The second benefit of disclosure is that  it acts as a preventive  measure.  Disclosure serves to monitor and reveal information  that can prevent  conflicts of interest. It provides watchdog groups and the media with informed  analysis of business finance and creates  more  educated  shareholders.   Through  “name and shame” exercises, it also serves to warn corporate officials that they must act in the shareholders’ interest, not for private gain.

Another benefit to disclosure is that it builds confidence in the business process. On a level business playing field, the underlying principle behind disclosure is that the more transparent and open a company’s finances, the more its shareholders and investors will trust the business.

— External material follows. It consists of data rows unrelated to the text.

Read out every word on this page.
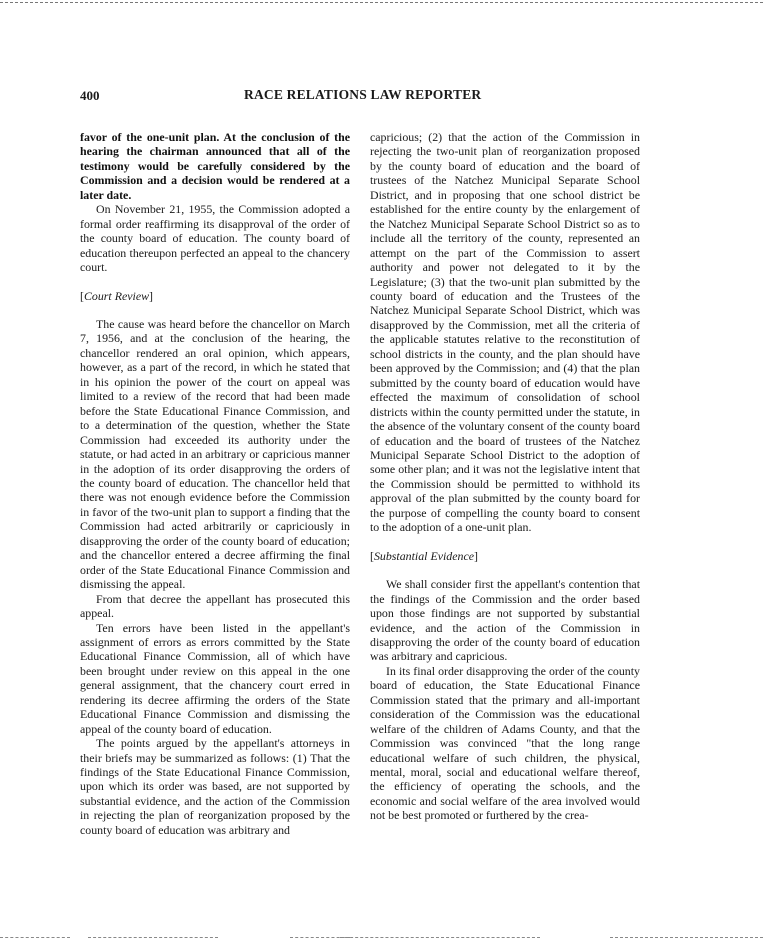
400	RACE RELATIONS LAW REPORTER

favor of the one-unit plan. At the conclusion of the hearing the chairman announced that all of the testimony would be carefully considered by the Commission and a decision would be rendered at a later date.

On November 21, 1955, the Commission adopted a formal order reaffirming its disapproval of the order of the county board of education. The county board of education thereupon perfected an appeal to the chancery court.

[Court Review]

The cause was heard before the chancellor on March 7, 1956, and at the conclusion of the hearing, the chancellor rendered an oral opinion, which appears, however, as a part of the record, in which he stated that in his opinion the power of the court on appeal was limited to a review of the record that had been made before the State Educational Finance Commission, and to a determination of the question, whether the State Commission had exceeded its authority under the statute, or had acted in an arbitrary or capricious manner in the adoption of its order disapproving the orders of the county board of education. The chancellor held that there was not enough evidence before the Commission in favor of the two-unit plan to support a finding that the Commission had acted arbitrarily or capriciously in disapproving the order of the county board of education; and the chancellor entered a decree affirming the final order of the State Educational Finance Commission and dismissing the appeal.

From that decree the appellant has prosecuted this appeal.

Ten errors have been listed in the appellant's assignment of errors as errors committed by the State Educational Finance Commission, all of which have been brought under review on this appeal in the one general assignment, that the chancery court erred in rendering its decree affirming the orders of the State Educational Finance Commission and dismissing the appeal of the county board of education.

The points argued by the appellant's attorneys in their briefs may be summarized as follows: (1) That the findings of the State Educational Finance Commission, upon which its order was based, are not supported by substantial evidence, and the action of the Commission in rejecting the plan of reorganization proposed by the county board of education was arbitrary and

capricious; (2) that the action of the Commission in rejecting the two-unit plan of reorganization proposed by the county board of education and the board of trustees of the Natchez Municipal Separate School District, and in proposing that one school district be established for the entire county by the enlargement of the Natchez Municipal Separate School District so as to include all the territory of the county, represented an attempt on the part of the Commission to assert authority and power not delegated to it by the Legislature; (3) that the two-unit plan submitted by the county board of education and the Trustees of the Natchez Municipal Separate School District, which was disapproved by the Commission, met all the criteria of the applicable statutes relative to the reconstitution of school districts in the county, and the plan should have been approved by the Commission; and (4) that the plan submitted by the county board of education would have effected the maximum of consolidation of school districts within the county permitted under the statute, in the absence of the voluntary consent of the county board of education and the board of trustees of the Natchez Municipal Separate School District to the adoption of some other plan; and it was not the legislative intent that the Commission should be permitted to withhold its approval of the plan submitted by the county board for the purpose of compelling the county board to consent to the adoption of a one-unit plan.

[Substantial Evidence]

We shall consider first the appellant's contention that the findings of the Commission and the order based upon those findings are not supported by substantial evidence, and the action of the Commission in disapproving the order of the county board of education was arbitrary and capricious.

In its final order disapproving the order of the county board of education, the State Educational Finance Commission stated that the primary and all-important consideration of the Commission was the educational welfare of the children of Adams County, and that the Commission was convinced "that the long range educational welfare of such children, the physical, mental, moral, social and educational welfare thereof, the efficiency of operating the schools, and the economic and social welfare of the area involved would not be best promoted or furthered by the crea-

In the absence of any international standards, pitfalls that  mar  the  disclosure  process  include: (1) Deceptive interpretations. Few words in finance are as overused and poorly defined as disclosure. (2) Limited access to data. Opening records to the public is the ideal, but some legal regimes make accessing them difficult. (3) Poor quality of data. A more subtle form of deception is the low quality of data that many disclosure laws produce. (4) Low quantity of data. Many countries claim disclosure, but fulfill only some of the variables required for full disclosure.

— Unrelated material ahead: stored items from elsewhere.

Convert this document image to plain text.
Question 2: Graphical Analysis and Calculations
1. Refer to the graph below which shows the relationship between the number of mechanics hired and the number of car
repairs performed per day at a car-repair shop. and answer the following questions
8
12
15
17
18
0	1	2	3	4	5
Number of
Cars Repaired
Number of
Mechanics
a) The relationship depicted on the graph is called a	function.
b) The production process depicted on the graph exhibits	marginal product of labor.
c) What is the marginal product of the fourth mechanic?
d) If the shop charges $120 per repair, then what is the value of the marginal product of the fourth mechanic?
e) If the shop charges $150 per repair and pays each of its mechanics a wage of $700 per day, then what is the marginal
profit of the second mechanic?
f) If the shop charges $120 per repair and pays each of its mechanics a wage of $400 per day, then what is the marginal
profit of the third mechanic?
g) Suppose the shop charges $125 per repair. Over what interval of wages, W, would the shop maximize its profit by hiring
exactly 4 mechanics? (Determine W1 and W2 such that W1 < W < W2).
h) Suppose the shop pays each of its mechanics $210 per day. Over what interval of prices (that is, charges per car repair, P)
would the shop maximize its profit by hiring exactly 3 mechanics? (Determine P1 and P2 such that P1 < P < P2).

Full disclosure, or the maximum  extent  of openness in reporting political contributions, requires information  on how much money a business has received; how much free or in-kind support was given to the  business (e.g., goods, services, or loans); the names (and sometimes addresses) of the “givers”; how much money the business has spent and on what; and names  (and  sometimes  addresses)  of companies  or persons who received the money spent on goods and services provided  to  the  campaign.  Full disclosure also requires businesses to file financial assets (ownership and debts).

Bibliography:   

  1. Huddart, J. S. Hughes, and M. Brunnermeier, “Disclosure Requirements  and Stock Exchange Listing Choice in an International Context,” Journal of Accounting & Economics (v.26/1–3, 1999);
  2. Usha Rodrigues and Mike Stegemoller, “An Inconsistency in SEC Disclosure Requirements? The Case of the ‘Insignificant’ Private Target,” Journal of Corporate Finance (v.13/2–3, 2007);
  3. S. Securities and Exchange Commission, “Current Accounting and Disclosure Issues,” www.sec.gov (cited March 2009).